Decía san Juan Crisóstomo que san José «entró en el servicio de toda la economía de la encarnación». Haciendo de su vida un servicio, una entrega a golpe de silencio, de acogida, de trabajo, de espera y, sobre todo, de fe. Una fe sostenida por el amor; ese amor que es capaz de desanudar lo que tantas veces no entendemos, que convirtió en confianza lo que quizá nadie más podía entender y que –como escribe el Papa Francisco sobre el padre adoptivo de Jesús– nos deja en su mirada a un padre «obediente, valiente y sacrificado en la sombra».

Las manos fuertes y paternas de san José, hombre creyente y confiado a los designios de Dios, nos marcan hoy el camino. Para cuando nos cueste entender, para cuando sintamos que nuestras fuerzas no alcanzan los designios que el Padre ha preparado para nosotros.

El día 8 de este mes de diciembre celebraremos la Inmaculada Concepción de María y la clausura del Año Santo de san José.
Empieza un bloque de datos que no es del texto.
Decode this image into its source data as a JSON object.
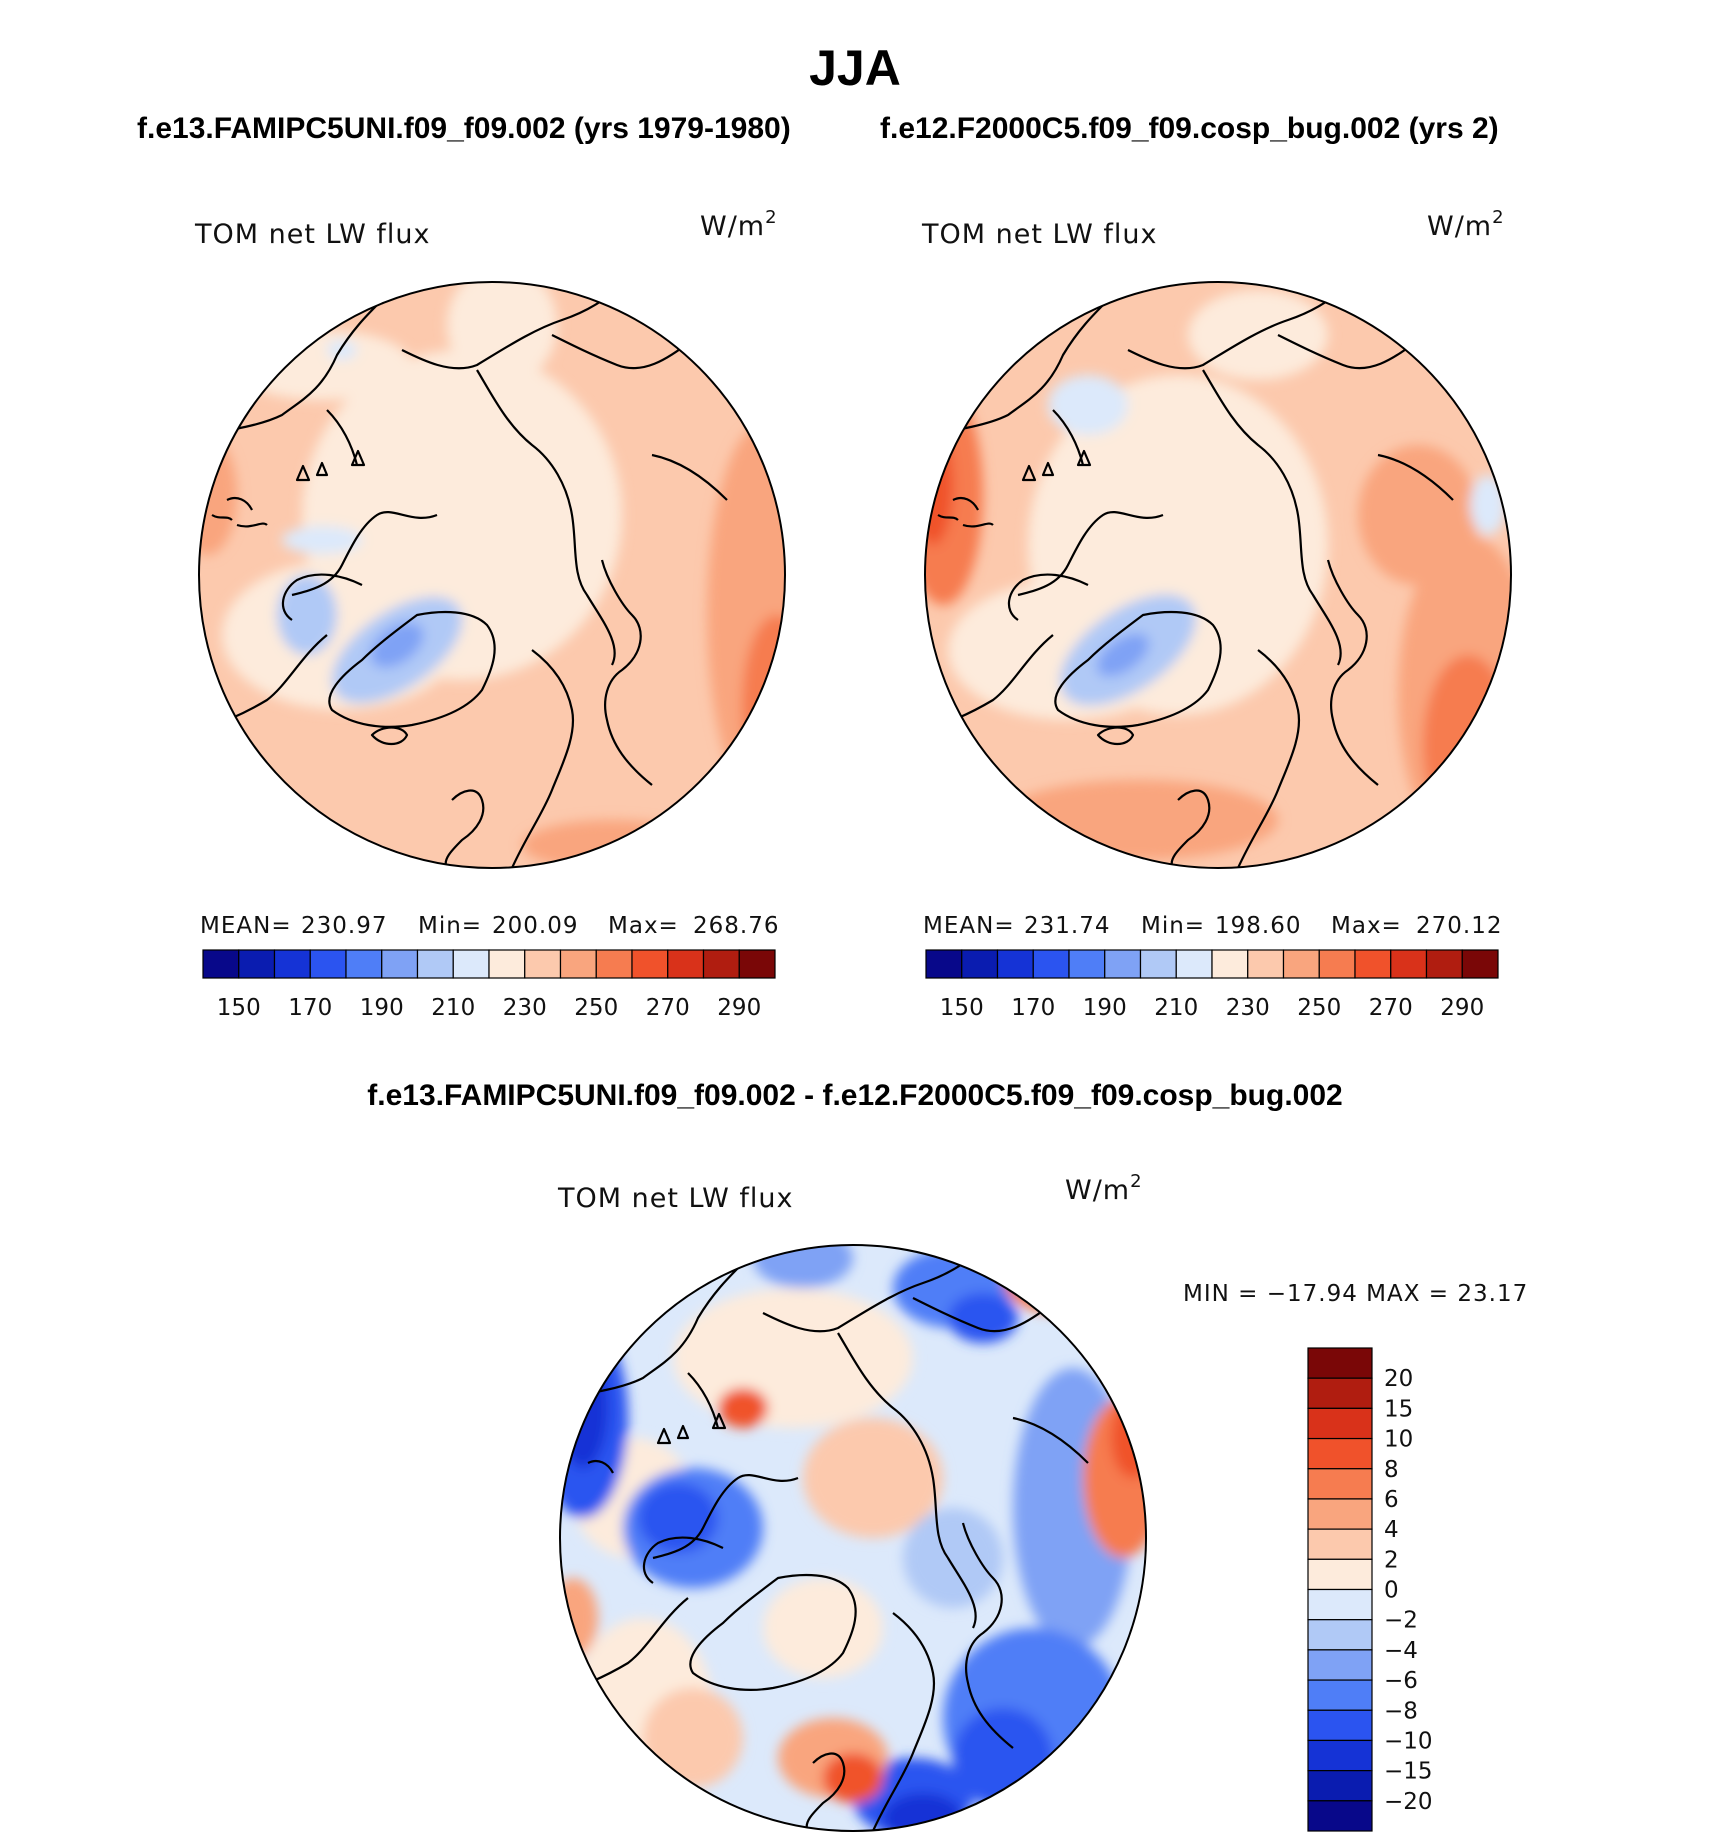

Os animo a encomendaros a ellos y a posar cada segundo de vuestro cansancio en el surco que nace de su plenitud. Que ellos, desde la preciosa Mesa de Amor a la que nos invitan, nos ayuden a vivir en fidelidad y pureza, para que toda nuestra vida sea un reflejo de su inconmensurable belleza.

Con gran afecto os bendigo y os deseo un feliz domingo de Adviento de la mano de la Inmaculada Virgen María y de san José.